The developers of Spreckels Park — led by Mike Atherton — couldn’t get bank financing to demolish the four 15-story sugar solos, warehouse, and the sugar beet processing factory.
Banks were leery of the risk given the factory had been in operation for more than 75 years and there could be serious environmental remediation issues that hadn’t been identified.
The sale of the land to a Lodi builder for the 166 home Curran Grove neighborhood on the southeast corner of Powers and Yosemite avenues helped bolster what funding the partners had secured to pay for the demolition and grading of the land.
But they still had to make the parcels beyond the perimeters along Yosemite Avenue and Moffat Boulevard marketable. It was key given builders of distribution centers want land that was ready to develop and do not want to deal with the lag time requiring sewer, water, streets and other infrastructure to be extended to parcels.
The partners had already taken on great financial risk and burned through substantial money preparing the site for development leaving little in the way of resources they needed to put in place key infrastructure essential to market and develop the interior of the business park.
The sections along Yosemite Avenue — the Food-4-Less store anchoring the first phase of Spreckels Marketplace, Chevron, Jack-in-the-Box and Home Depot — could be developed as they relied on existing infrastructure. Banks would not lend to them even with what success AKF had already enjoyed.
That is when the approached the City of Manteca for a $7 million redevelopment agency loan.
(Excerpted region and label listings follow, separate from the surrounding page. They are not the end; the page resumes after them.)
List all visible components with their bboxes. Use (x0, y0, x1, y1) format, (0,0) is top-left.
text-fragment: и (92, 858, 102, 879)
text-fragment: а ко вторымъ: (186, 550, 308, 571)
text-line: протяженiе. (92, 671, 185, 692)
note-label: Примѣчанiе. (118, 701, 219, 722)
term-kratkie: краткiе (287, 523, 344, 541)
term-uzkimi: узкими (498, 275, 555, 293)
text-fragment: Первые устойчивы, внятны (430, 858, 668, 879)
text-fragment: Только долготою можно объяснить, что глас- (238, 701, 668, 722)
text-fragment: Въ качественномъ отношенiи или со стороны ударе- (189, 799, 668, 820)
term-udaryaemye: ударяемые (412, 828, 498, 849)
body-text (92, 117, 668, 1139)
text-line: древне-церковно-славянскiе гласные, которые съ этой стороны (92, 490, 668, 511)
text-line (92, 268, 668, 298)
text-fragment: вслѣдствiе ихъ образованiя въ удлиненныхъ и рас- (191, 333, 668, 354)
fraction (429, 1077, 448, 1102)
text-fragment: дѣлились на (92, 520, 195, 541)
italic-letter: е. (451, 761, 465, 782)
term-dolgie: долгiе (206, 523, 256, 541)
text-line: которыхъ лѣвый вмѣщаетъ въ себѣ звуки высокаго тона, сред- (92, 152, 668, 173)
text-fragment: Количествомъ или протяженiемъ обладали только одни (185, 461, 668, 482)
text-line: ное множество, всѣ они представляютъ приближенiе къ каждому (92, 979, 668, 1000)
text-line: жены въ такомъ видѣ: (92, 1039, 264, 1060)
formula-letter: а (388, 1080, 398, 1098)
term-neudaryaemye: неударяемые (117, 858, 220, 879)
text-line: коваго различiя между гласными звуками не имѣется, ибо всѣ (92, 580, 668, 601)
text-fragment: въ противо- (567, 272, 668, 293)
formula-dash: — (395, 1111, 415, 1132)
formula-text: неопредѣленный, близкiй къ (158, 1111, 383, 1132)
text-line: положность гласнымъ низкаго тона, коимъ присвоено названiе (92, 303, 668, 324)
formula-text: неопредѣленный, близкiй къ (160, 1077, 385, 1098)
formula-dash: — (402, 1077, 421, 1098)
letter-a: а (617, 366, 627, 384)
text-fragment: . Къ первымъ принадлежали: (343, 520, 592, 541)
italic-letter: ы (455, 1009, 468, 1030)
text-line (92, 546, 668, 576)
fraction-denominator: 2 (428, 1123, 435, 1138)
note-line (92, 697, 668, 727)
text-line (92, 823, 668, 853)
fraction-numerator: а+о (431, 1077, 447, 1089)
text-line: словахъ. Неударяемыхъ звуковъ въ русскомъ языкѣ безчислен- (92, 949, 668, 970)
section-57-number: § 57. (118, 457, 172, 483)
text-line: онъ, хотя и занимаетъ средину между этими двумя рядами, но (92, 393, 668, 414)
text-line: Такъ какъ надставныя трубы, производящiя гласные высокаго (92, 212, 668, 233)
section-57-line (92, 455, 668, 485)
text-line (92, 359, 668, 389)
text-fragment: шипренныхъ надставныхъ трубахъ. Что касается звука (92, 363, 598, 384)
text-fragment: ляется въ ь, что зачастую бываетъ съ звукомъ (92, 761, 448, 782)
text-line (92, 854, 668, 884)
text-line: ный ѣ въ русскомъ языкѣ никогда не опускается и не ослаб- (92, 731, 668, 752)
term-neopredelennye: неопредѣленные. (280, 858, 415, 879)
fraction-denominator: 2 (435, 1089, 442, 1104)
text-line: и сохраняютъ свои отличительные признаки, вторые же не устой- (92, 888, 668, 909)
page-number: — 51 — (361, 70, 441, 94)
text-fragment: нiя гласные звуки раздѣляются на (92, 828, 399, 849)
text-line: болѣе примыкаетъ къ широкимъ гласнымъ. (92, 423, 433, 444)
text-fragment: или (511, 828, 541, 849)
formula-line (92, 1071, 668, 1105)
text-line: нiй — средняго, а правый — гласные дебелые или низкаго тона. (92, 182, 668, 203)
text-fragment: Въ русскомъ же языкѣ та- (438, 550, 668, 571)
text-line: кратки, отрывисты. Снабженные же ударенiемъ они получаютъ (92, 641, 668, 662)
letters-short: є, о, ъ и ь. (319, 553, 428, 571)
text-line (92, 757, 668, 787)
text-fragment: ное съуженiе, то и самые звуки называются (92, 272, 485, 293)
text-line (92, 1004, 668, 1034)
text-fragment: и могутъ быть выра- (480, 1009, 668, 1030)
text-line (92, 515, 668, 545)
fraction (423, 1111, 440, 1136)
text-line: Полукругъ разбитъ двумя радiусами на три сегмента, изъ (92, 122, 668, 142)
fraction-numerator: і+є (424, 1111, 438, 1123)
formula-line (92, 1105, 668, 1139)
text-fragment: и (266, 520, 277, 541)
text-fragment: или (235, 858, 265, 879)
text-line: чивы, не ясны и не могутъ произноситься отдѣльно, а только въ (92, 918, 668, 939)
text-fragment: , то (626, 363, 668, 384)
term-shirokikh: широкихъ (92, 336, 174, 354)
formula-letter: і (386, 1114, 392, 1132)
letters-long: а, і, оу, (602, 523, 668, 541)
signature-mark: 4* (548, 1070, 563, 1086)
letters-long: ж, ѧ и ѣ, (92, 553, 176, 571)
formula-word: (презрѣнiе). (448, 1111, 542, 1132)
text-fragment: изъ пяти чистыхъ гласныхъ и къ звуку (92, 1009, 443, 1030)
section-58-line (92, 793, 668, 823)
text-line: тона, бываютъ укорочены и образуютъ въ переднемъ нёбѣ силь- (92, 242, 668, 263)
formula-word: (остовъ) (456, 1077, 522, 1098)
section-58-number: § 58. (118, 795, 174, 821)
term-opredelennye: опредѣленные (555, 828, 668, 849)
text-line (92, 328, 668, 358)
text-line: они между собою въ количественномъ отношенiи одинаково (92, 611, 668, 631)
That is where the $7 million RDA loan came in.
The developers started talking to the city about the possibility of the RDA loan.
The council majority led by Mayor Bill Perry was supportive but by the time AKF was in a position to seek execution of the RDA loan agreement Carlon Perry had been elected mayor and Denise Giordano to the City Council. Both opposed RDA in general as corporate welfare and were dead set against Manteca RDA getting involved with the Spreckels project.
After a 3-2 vote where Perry and Giordano came up on the losing end the $7 million loan was executed.
The RDA loan to complete Spreckels Avenue and extend water, sewer and storm drains was paid back in full with interest three years ahead of schedule. It was the only major RDA loan ever executed by the city that got every penny back plus interest instead of forgiving part or all money loaned based on performance targets such as job creation and increased sales tax.
The Spreckels Park project was a textbook case of what RDAs were supposed to do. It took a shuttered sugar refinery that no private sector lenders would sign on to, eliminated blight, increased the jobs that were lost 12-fold, and stimulated the local economy.
The shot-in-the-arm that the assessed value of the Spreckels Park development gave the RDA with essentially 100 percent of all new value being placed on the RDA tax rolls can’t be over emphasized. One $25 million distribution center alone generated $250,000 in annual taxes.